The plan is expected to save the district about $700,000 annually, according to district officials. School board president Don Garrett, Jr. said the plan would allow students to grow in the same atmosphere for their entire time in the school system, which he believes will boost student achievement.
“It’ll be one plan and we’ll start from the bottom and come up,” he said. “We’ll start them early and groom them so nothing’s changed, and the same plan goes across the board.”
Board members approved the reconfiguration plan with only trustee Dorothy Stewart abstaining from the vote because she said she did not have enough information on how much money the plan would save.
She said there are no costs estimated at this point for how much it would cost to close the two buildings and reconfigure the remaining buildings.
“We do know that it will cost something to do this restructuring, we need to have an idea of what it costs,” Stewart said.

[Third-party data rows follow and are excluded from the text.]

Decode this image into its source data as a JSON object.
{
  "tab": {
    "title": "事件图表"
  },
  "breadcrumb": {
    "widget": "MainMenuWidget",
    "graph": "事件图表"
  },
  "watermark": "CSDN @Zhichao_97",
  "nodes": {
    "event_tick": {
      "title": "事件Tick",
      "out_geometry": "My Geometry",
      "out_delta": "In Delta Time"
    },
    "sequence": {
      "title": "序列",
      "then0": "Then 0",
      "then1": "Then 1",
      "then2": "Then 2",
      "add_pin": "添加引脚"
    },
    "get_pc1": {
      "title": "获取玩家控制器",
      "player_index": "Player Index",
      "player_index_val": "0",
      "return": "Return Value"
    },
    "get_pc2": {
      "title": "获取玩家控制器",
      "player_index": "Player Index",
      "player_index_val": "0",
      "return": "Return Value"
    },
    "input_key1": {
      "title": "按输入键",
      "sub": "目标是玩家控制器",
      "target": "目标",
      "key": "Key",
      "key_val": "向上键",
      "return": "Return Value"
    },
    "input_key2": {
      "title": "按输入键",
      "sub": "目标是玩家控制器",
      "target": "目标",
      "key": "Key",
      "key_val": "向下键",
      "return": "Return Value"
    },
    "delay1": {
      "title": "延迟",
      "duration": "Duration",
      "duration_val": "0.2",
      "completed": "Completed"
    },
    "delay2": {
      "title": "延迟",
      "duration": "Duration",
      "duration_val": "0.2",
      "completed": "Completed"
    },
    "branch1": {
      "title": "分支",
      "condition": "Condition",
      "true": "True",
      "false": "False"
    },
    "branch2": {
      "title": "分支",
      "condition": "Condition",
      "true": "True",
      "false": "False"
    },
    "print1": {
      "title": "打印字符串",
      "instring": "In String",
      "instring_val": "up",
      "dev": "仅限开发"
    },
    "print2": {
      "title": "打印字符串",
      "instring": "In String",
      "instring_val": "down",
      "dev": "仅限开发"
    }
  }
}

The district formed a reconfiguration committee, which met five times and included about 25 members. The committee evaluated eight possible options for restructuring.
District officials are working on a plan for the buildings scheduled to close, superintendent Laura Lisiscki said.
Lisiscki asked parents and community members to trust the district, saying officials have the best interests of students in mind. She and other board members repeated the mantra of “student achievement, student achievement, student achievement” several times throughout the meeting.
“We’re asking you to trust us because we are totally committed to this plan and we believe it will improve student achievement,” Lisiscki said. “We are here for you to answer those questions and there’s a big support system within the staff. The staff is committed and there for you.”
There were multiple reasons the committee chose Holmes and Ford as the buildings to be used in the new configuration of the district, according to Youssef "Joe" Yomtoob, former superintendent and middle school principal.
The only building that could house the approximately 25 classrooms needed for the primary center — the name given to pre-kindergarten through first-grade classes — was Henry Ford, he said.
The elementary center for second through fourth graders needed approximately 22 classrooms, which qualified both Holmes and Cheney. However, documents provided by the district stated the cost to repair the heating and cooling systems would be $453,000 at Cheney, approximately $70,000 at Henry Ford and $70,000 at Holmes.
The cost for running the heating and lighting at Cheney is approximately $95,000, as opposed to $62,000 at Holmes and $70,000 at Henry Ford.
District officials said the new plan would have several benefits, including an increased ability for teachers to collaborate, since all classes of one grade level would be in the same building; the ability to teach a similar curriculum to all students; a more efficient use of resources; and the ability to have more common assessments.
Perhaps the biggest question the district has yet to tackle is how to handle transportation.
Lisiscki said the district does not currently have a plan to change the transportation system to fit the new schools. She said officials were waiting until the board members approved a plan to begin working with the Washtenaw Intermediate School District to amend the district’s transportation plans.
“There’s still some apprehension but for the most part we’ve had very good feedback,” she said. “We know change is difficult but we know we’re headed in the right direction.”
Yomtoob said the plan would re-energize the district.
“It’s a new school system. It’s a rebirth of the school system,” he said. “It’s the best possible plan and has the most potential for excellence. We cannot play each other against each other any more.”